Thierry Afschrift, professeur ordinaire à l'ULB.
Thierry Afschrift, professeur ordinaire à l’ULB.© DR

C’est cette incitation à créer des sociétés qui semble effrayer le CSF et c’est pour cette raison qu’il propose de majorer le précompte mobilier sur les dividendes (et non sur les intérêts) pour le porter à 34 ou à 38 %.

D’après ces calculs, dans ce cas, on se retrouverait alors dans une situation où il ne serait pas particulièrement intéressant de constituer une société uniquement pour bénéficier de meilleurs taux d’imposition.

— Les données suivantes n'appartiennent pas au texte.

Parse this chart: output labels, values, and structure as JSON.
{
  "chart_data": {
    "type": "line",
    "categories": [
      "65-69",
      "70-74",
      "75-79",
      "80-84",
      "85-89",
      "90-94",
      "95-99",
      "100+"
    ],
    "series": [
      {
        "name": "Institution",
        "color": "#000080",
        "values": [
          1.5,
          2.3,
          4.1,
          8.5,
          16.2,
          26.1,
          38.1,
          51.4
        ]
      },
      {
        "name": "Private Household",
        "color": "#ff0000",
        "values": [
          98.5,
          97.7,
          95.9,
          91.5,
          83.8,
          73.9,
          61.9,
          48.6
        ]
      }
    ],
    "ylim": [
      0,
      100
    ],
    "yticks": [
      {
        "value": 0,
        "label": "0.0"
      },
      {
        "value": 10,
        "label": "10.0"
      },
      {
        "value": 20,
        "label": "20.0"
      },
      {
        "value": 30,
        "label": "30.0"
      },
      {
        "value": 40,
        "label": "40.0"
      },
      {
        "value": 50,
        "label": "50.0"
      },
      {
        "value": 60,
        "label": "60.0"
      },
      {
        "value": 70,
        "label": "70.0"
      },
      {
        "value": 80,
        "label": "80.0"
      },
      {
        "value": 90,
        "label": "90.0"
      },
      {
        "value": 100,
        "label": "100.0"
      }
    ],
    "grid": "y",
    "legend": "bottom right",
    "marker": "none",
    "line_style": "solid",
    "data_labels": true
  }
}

Ce raisonnement est incontestablement exact dans les chiffres. On peut toutefois se demander si, pour un gouvernement qui souhaite réduire la taxation des revenus du travail et dynamiser l’économie, et qui n’a jusqu’à présent pratiquement rien fait pour réduire la charge sur le travail des indépendants, il ne serait au contraire pas préférable d’enfin réduire réellement l’impôt sur les entreprises.

Pour cela, il faut renoncer à rechercher l’équilibre budgétaire dans un maintien simultané des recettes et des dépenses, et accepter de remettre en cause le rôle de l’Etat, à la fois dans les dépenses et les recettes, en réduisant réellement l’impôt. Et c’est précisément dans le chef des petites entreprises, celles qui pourraient réellement bénéficier le plus d’une réduction de l’impôt des sociétés sans majoration du précompte, qu’il faut rechercher une meilleure attractivité.

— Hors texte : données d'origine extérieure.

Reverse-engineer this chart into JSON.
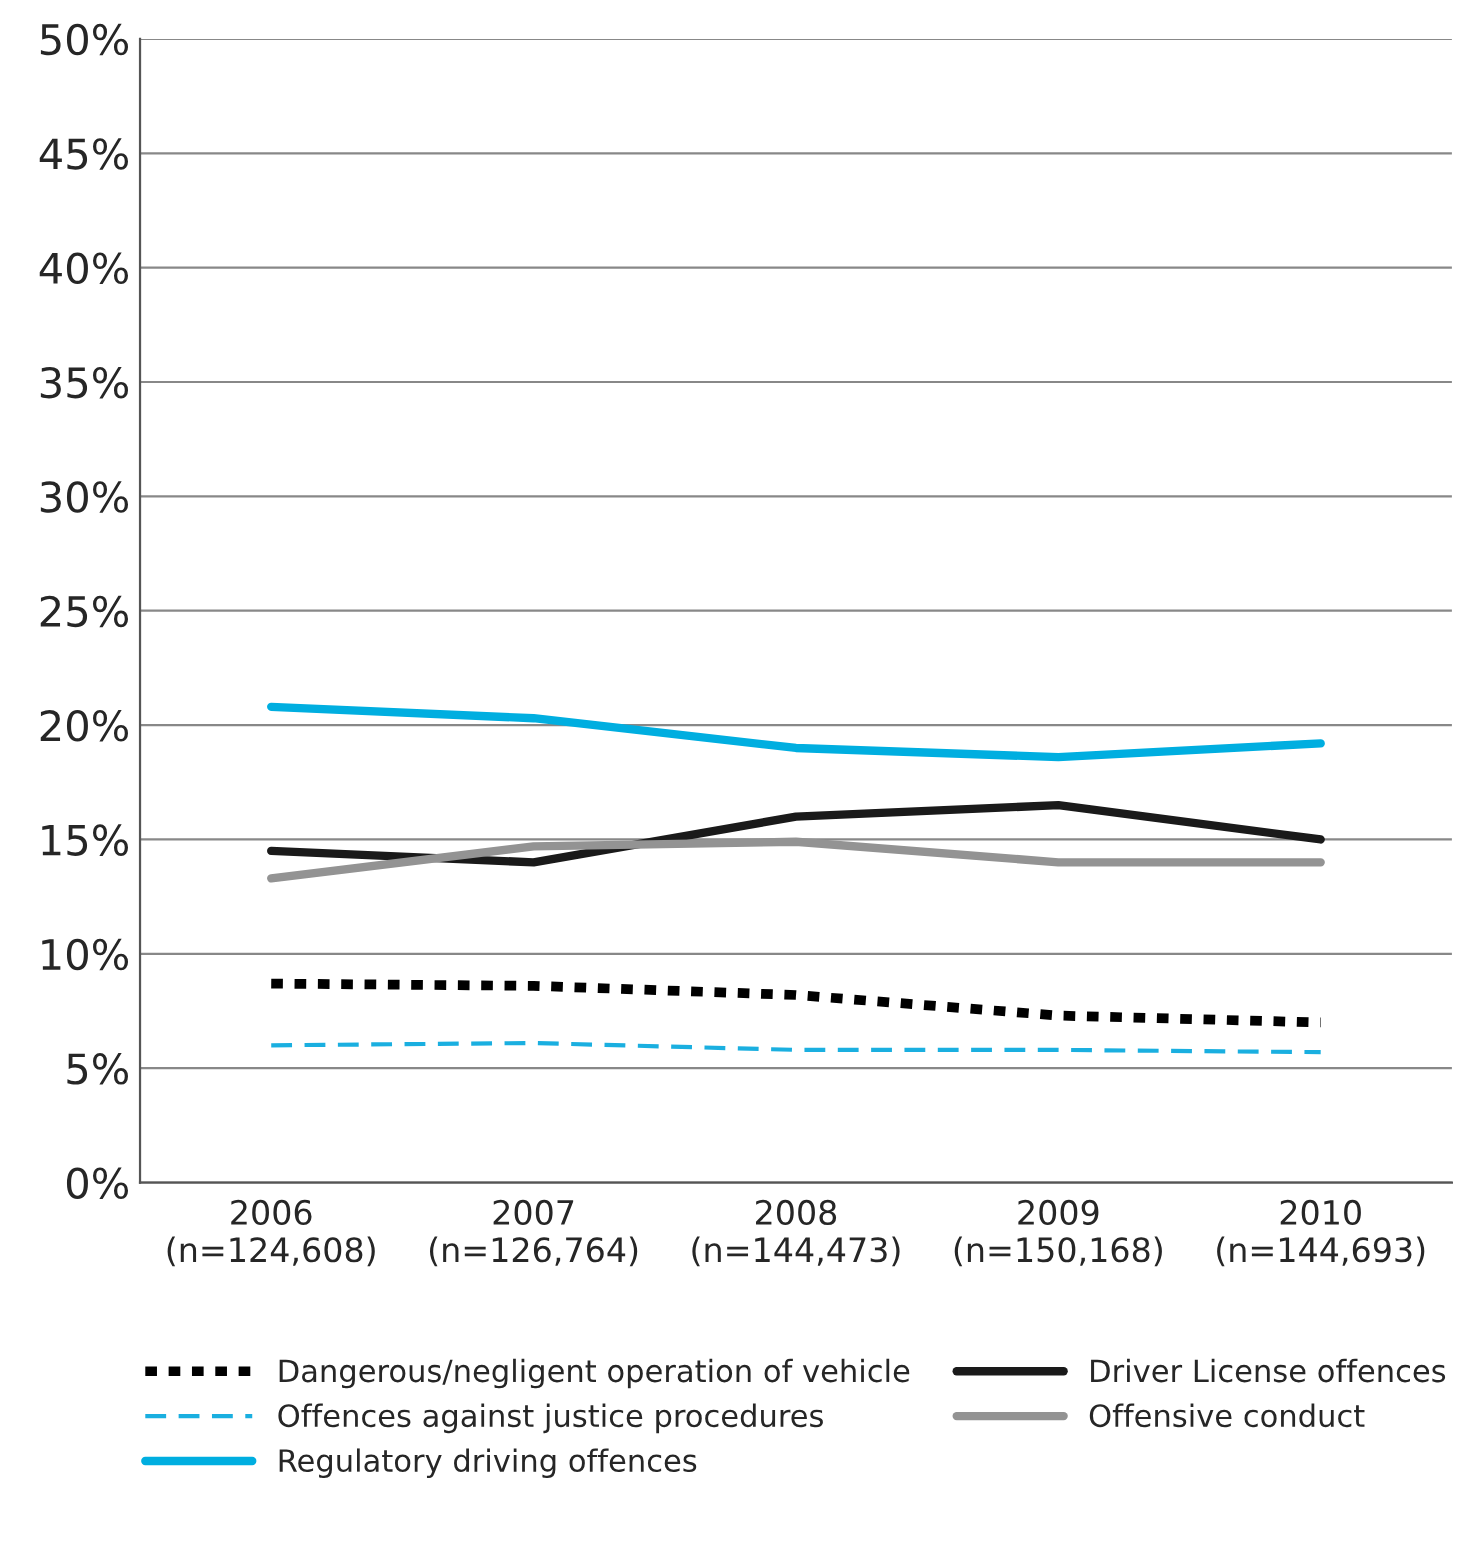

A un moment où l’on prétend vouloir favoriser le capital à risque, on pourrait difficilement trouver un pire message qu’une majoration aussi sensible du précompte mobilier sur les dividendes, que ce gouvernement auto-proclamé ” ami des entreprises ” a déjà augmenté récemment. Il paraît difficile d’expliquer à un épargnant qu’il peut choisir entre un investissement en actions et des placements passifs, qu’il a intérêt à choisir les actions si le précompte mobilier perçu sur les dividendes qu’il payera est de 34 ou 38 %, alors qu’il n’est que de 27 % sur le placement, réputé plus sûr mais économiquement moins utile, qui produit des intérêts.